Low Cost (Claude Jutra), de Lionel Baier

Ce qui m’a interpellée, c’est qu’un film de 56’ ait été réalisé entièrement avec un téléphone portable 3.2 mégapixels. Le film Low cost  conçu avec des moyens «low cost». Une histoire qui se moque un peu de la société dans laquelle tout est «low cost», en réduction, discounté. 

Un téléphone portable, tout le monde en possède un, mais utilise-t-on vraiment ses ressources ? Chacun possède une caméra dans son téléphone portable : qui s’en sert déjà ? On pourrait le sortir à n’importe quel moment et se dire «Tiens, on va faire un film!».

Faisant partie du Jury international à Locarno, Lionel Baier devait présenter une de ses créations. N’aimant pas revoir ses anciens films, il décida d’en réaliser un nouveau, en très peu de temps, avec l’aide de ses amis. Utiliser ce moyen de filmer (que tout le monde possède) non pas pour un documentaire, mais pour faire une fiction, en vue de se rapprocher encore plus du spectateur.

Je l’admire dans le fait de toujours vouloir faire mieux. Il n’avait pas de films à présenter, alors pourquoi ne pas en faire un autre en quelques semaines ? Il jongle entre fiction et réalité. A la fin, il y a cette rupture où tout à coup on met une voix, et le nom de David Miller sur un visage, celui de Lionel Baier.

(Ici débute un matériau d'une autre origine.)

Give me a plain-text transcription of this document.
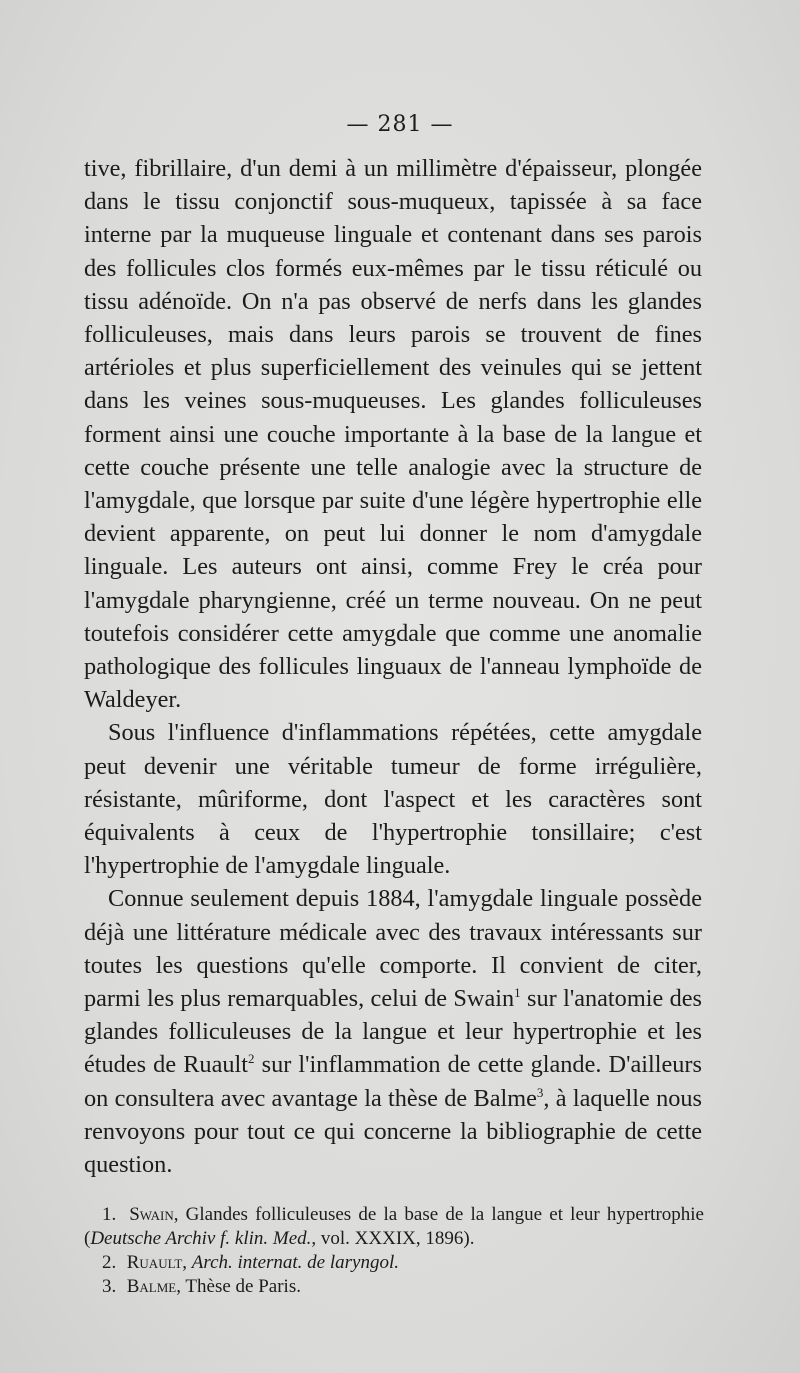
— 281 —

tive, fibrillaire, d'un demi à un millimètre d'épaisseur, plongée dans le tissu conjonctif sous-muqueux, tapissée à sa face interne par la muqueuse linguale et contenant dans ses parois des follicules clos formés eux-mêmes par le tissu réticulé ou tissu adénoïde. On n'a pas observé de nerfs dans les glandes folliculeuses, mais dans leurs parois se trouvent de fines artérioles et plus superficiellement des veinules qui se jettent dans les veines sous-muqueuses. Les glandes folliculeuses forment ainsi une couche importante à la base de la langue et cette couche présente une telle analogie avec la structure de l'amygdale, que lorsque par suite d'une légère hypertrophie elle devient apparente, on peut lui donner le nom d'amygdale linguale. Les auteurs ont ainsi, comme Frey le créa pour l'amygdale pharyngienne, créé un terme nouveau. On ne peut toutefois considérer cette amygdale que comme une anomalie pathologique des follicules linguaux de l'anneau lymphoïde de Waldeyer.

Sous l'influence d'inflammations répétées, cette amygdale peut devenir une véritable tumeur de forme irrégulière, résistante, mûriforme, dont l'aspect et les caractères sont équivalents à ceux de l'hypertrophie tonsillaire; c'est l'hypertrophie de l'amygdale linguale.

Connue seulement depuis 1884, l'amygdale linguale possède déjà une littérature médicale avec des travaux intéressants sur toutes les questions qu'elle comporte. Il convient de citer, parmi les plus remarquables, celui de Swain$^1$ sur l'anatomie des glandes folliculeuses de la langue et leur hypertrophie et les études de Ruault$^2$ sur l'inflammation de cette glande. D'ailleurs on consultera avec avantage la thèse de Balme$^3$, à laquelle nous renvoyons pour tout ce qui concerne la bibliographie de cette question.

1. Swain, Glandes folliculeuses de la base de la langue et leur hypertrophie (Deutsche Archiv f. klin. Med., vol. XXXIX, 1896).

2. Ruault, Arch. internat. de laryngol.

3. Balme, Thèse de Paris.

Filmés avec un téléphone, les comédiens pourraient presque oublier la « caméra » et agir le plus naturellement possible. Lionel Baier utilise des places connues, pour qu’on s’y reconnaisse, et qu’on se sente proche du personnage. D’un côté, il veut que le spectateur se retrouve dans le film tourné en caméra subjective, en montrant des lieux connus, et de l’autre, l’histoire et la façon de penser de David Miller ne sont-elles pas trop différentes, trop peu communes, pour que l’on puisse se mettre dans sa peau ? Il y a ce côté réalité/documentaire face au personnage principal qui connaît la date de sa mort depuis longtemps et qui croit à ce destin,

mais qui n’en parle pas à ses proches pour que leur regard ne change pas. Ne leur met-il pas la puce à l’oreille avec ses questions telles que celle de savoir nouer une cravate, qui devient une épreuve existentielle dans sa vie ? Ce côté documentaire m’a beaucoup fait penser à « Masculin/Féminin » de Godard. Dans le fait de poser des questions plus ou moins existentielles, puis mettre l’interlocuteur un peu mal à l’aise, comme s’il n’avait jamais songé à ces questions. C’est comme si l’on demandait à quelqu’un «Comment vous sentez-vous aujourd’hui ?» à la place de «Comment ça va ?».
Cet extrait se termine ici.